Jose Manuel Ortega and his sister Natalia do things a bit differently at their O. Fournier winery. With vineyards in Ribera del Duero and across the world, wine is both a passion project and a family affair. But the way that the Ortega family started their now-bicontinental O. Fournier winery is not your typical family winery tale.
Investing in Wine
Jose Manuel, sharply dressed and well-bespectacled, has the look of a suave businessman. And for good reason. Before O. Fournier, he spent years as an investment banker at Goldman Sachs and other big time financial institutions around the world. But ultimately, that line of work wasn’t his end-game. “To me, finance was a means to an end,” Jose Manuel tells us, saying banking “was simply a way to obtain enough capital quickly so I could start my own business.”
With a degree from Wharton, a successful career under his belt, and a dream of operating a business of some sort, Jose Manuel found himself craving a new type of investment.
“My first experience with wine wasn’t a drinking hobby, it was investment,” he says through a smile. “I was investing in wines for auctions, and then I started reading wine magazines in Spain, trying to find the latest hot thing, visiting wineries to learn about purchasing and economics and learning the business. I thought we could have a different concept from what had been done, there was a niche for us, and I started the wine business. It wasn’t like God told me to make wine one night, but it was more sort of a process.”
And start a winery he did … several of them, in fact.
Fournier Around the World…
Fournier operates not just in Ribera del Duero, but also in Argentina and Chile. What’s the reason for playing both the Spain and South American game, you might ask? That’s when the businessman in Jose Manuel comes out.
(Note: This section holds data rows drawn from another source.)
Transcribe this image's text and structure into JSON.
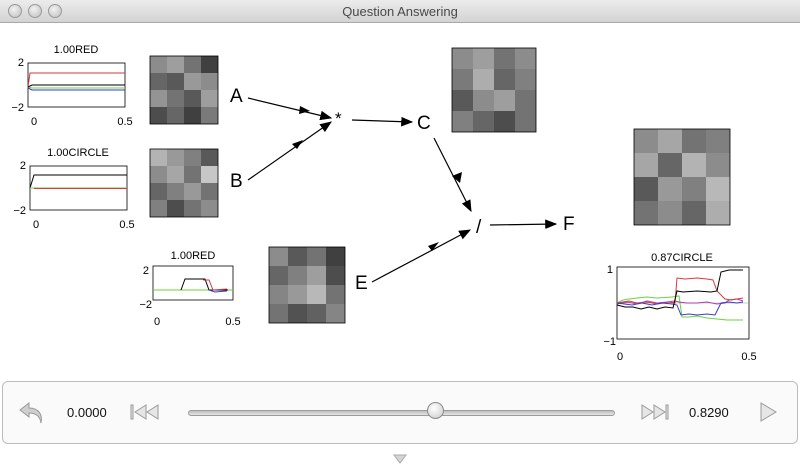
{
  "window": {
    "title": "Question Answering"
  },
  "colors": {
    "red": "#d63a3a",
    "green": "#6ad43a",
    "blue": "#3a3ad0",
    "black": "#000000",
    "purple": "#b03ab0"
  },
  "nodes": {
    "A": "A",
    "B": "B",
    "C": "C",
    "E": "E",
    "F": "F",
    "multiply": "*",
    "divide": "/"
  },
  "plots": [
    {
      "id": "plot-a",
      "title": "1.00RED",
      "ymax_label": "2",
      "ymin_label": "−2",
      "x0_label": "0",
      "x1_label": "0.5"
    },
    {
      "id": "plot-b",
      "title": "1.00CIRCLE",
      "ymax_label": "2",
      "ymin_label": "−2",
      "x0_label": "0",
      "x1_label": "0.5"
    },
    {
      "id": "plot-e",
      "title": "1.00RED",
      "ymax_label": "2",
      "ymin_label": "−2",
      "x0_label": "0",
      "x1_label": "0.5"
    },
    {
      "id": "plot-f",
      "title": "0.87CIRCLE",
      "ymax_label": "1",
      "ymin_label": "−1",
      "x0_label": "0",
      "x1_label": "0.5"
    }
  ],
  "grids": {
    "A": [
      [
        0.55,
        0.62,
        0.45,
        0.25
      ],
      [
        0.4,
        0.35,
        0.6,
        0.55
      ],
      [
        0.58,
        0.45,
        0.35,
        0.62
      ],
      [
        0.3,
        0.4,
        0.25,
        0.48
      ]
    ],
    "B": [
      [
        0.7,
        0.6,
        0.5,
        0.35
      ],
      [
        0.55,
        0.65,
        0.45,
        0.78
      ],
      [
        0.4,
        0.5,
        0.6,
        0.45
      ],
      [
        0.5,
        0.3,
        0.45,
        0.55
      ]
    ],
    "E": [
      [
        0.55,
        0.35,
        0.45,
        0.25
      ],
      [
        0.4,
        0.5,
        0.62,
        0.3
      ],
      [
        0.52,
        0.6,
        0.72,
        0.45
      ],
      [
        0.45,
        0.32,
        0.38,
        0.52
      ]
    ],
    "C": [
      [
        0.55,
        0.62,
        0.45,
        0.55
      ],
      [
        0.48,
        0.68,
        0.4,
        0.5
      ],
      [
        0.35,
        0.55,
        0.62,
        0.45
      ],
      [
        0.5,
        0.4,
        0.3,
        0.45
      ]
    ],
    "F": [
      [
        0.55,
        0.65,
        0.45,
        0.5
      ],
      [
        0.65,
        0.4,
        0.7,
        0.55
      ],
      [
        0.35,
        0.6,
        0.5,
        0.72
      ],
      [
        0.45,
        0.55,
        0.4,
        0.68
      ]
    ]
  },
  "controls": {
    "time_current": "0.0000",
    "time_end": "0.8290",
    "slider_fraction": 0.58
  }
}
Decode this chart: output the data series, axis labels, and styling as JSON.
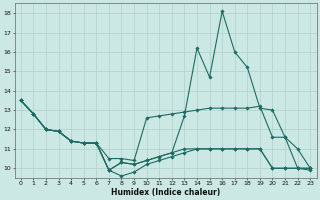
{
  "xlabel": "Humidex (Indice chaleur)",
  "xlim": [
    -0.5,
    23.5
  ],
  "ylim": [
    9.5,
    18.5
  ],
  "yticks": [
    10,
    11,
    12,
    13,
    14,
    15,
    16,
    17,
    18
  ],
  "xticks": [
    0,
    1,
    2,
    3,
    4,
    5,
    6,
    7,
    8,
    9,
    10,
    11,
    12,
    13,
    14,
    15,
    16,
    17,
    18,
    19,
    20,
    21,
    22,
    23
  ],
  "background_color": "#cce8e4",
  "grid_color": "#aed0cc",
  "line_color": "#1e6b64",
  "series": [
    [
      13.5,
      12.8,
      12.0,
      11.9,
      11.4,
      11.3,
      11.3,
      10.5,
      10.5,
      10.4,
      12.6,
      12.7,
      12.8,
      12.9,
      13.0,
      13.1,
      13.1,
      13.1,
      13.1,
      13.2,
      11.6,
      11.6,
      11.0,
      10.0
    ],
    [
      13.5,
      12.8,
      12.0,
      11.9,
      11.4,
      11.3,
      11.3,
      9.9,
      10.3,
      10.2,
      10.4,
      10.6,
      10.8,
      12.7,
      16.2,
      14.7,
      18.1,
      16.0,
      15.2,
      13.1,
      13.0,
      11.6,
      10.0,
      9.9
    ],
    [
      13.5,
      12.8,
      12.0,
      11.9,
      11.4,
      11.3,
      11.3,
      9.9,
      10.3,
      10.2,
      10.4,
      10.6,
      10.8,
      11.0,
      11.0,
      11.0,
      11.0,
      11.0,
      11.0,
      11.0,
      10.0,
      10.0,
      10.0,
      10.0
    ],
    [
      13.5,
      12.8,
      12.0,
      11.9,
      11.4,
      11.3,
      11.3,
      9.9,
      9.6,
      9.8,
      10.2,
      10.4,
      10.6,
      10.8,
      11.0,
      11.0,
      11.0,
      11.0,
      11.0,
      11.0,
      10.0,
      10.0,
      10.0,
      10.0
    ]
  ],
  "figsize": [
    3.2,
    2.0
  ],
  "dpi": 100
}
“To be a perfectionist in every aspect of the business, to hedge currencies, to hedge risk. We have weather risk in the wine business, so by being in different countries, you hedge against that. If you’re in just one region and you get frost or too much rain or something goes wrong, everything is ruined. So that diversifies it.”
And O. Fournier wineries are also changing the way these vineyards are managed.
With Jose Manuel’s rolodex filled with well-heeled bankers and leaders of industry, the winery has begun selling small plots of their Argentina and Chile vineyards as private labels that serve like a co-op of sorts. The investor will pay for the vines in that area of the vineyard, and then O. Fournier handles all of the winemaking for them, puts a name and label of the owner’s choosing on it, and that’s that: A private label wine without any overhead for the investor, and a way to generate income for O. Fournier … and Jose Manuel plans on bringing this approach to Ribera del Duero soon.
…And at home in Ribera del Duero
As for their Ribera del Duero wines, O. Fournier continues their do-things-differently mentality. Rather than stick to the conventional classification structure of Crianza, Reserva and other styles that have required aging and bottling timelines, they simply age and bottle the wines according to when they think they’re at their best.
“We wanted to make special wines and give our winemakers full flexibility. In that case, having a non-established label helped a lot. For example, with the Spiga, we say around 12 months in oak, but some vintages it only needs eleven and wouldn’t hit the minimum requirement for Crianza. So we took a risk and ten years ago, we were pioneers and didn’t do the classification for any of our wines. We are proudly RIbera del Duero, but didn’t use the labels.”
Beyond Ribera, their global operation has benefits both near and far. Since the seasons are reversed in South America, O. Fournier’s winemakers in that region will travel to Ribera del Duero during harvest to help, learn and experiment, and during the South American harvest, their Ribera winemaker will do the same.
“Both wineries in Spain and Argentina we have a microvinification area, which is where we do small-batch experimentation. We benefit greatly from that joined effort. Then you have learning of varieties — we are very curious about the potential of Malbec in Ribera del Duero, but no one has it, and it has exploded in South America.”
Out of 22,000 hectares of vineyards throughout Ribera, only 25 hectares of malbec are currently planted, so an O. Fournier Ribera del Duero boosted with malbec will surely take some time. One thing, though, is for sure: During that time, O. Fournier will continue pushing the boundaries of the wine business.
It All Comes Back to Family
After fifteen years in the O. Fournier winery, and with much of the core team members of his own family, Jose Manuel admits that it’s “been a challenging experience, and there are things that are difficult to separate” when it comes to working with relatives.
“In fifteen years, we’ve gone through some stressful times, but we’re still together. It’s a difficult situation, I wouldn’t recommend it unless it’s necessary.” However, coming full circle, he admits “I wouldn’t have gotten into the business without the support of my family — there wouldn’t have been a business to start with, but if you can do it from the outside.”
But then there’s also that intangible goodness that comes from working with family, where all of the fights, squabbles and disagreements get evened out in a big way thanks to one main source of stress being eliminated: Trust.
“When you’re dealing with our family, we can hit each other in the head, but we have absolute trust with everyone. That’s terribly important in that respect.”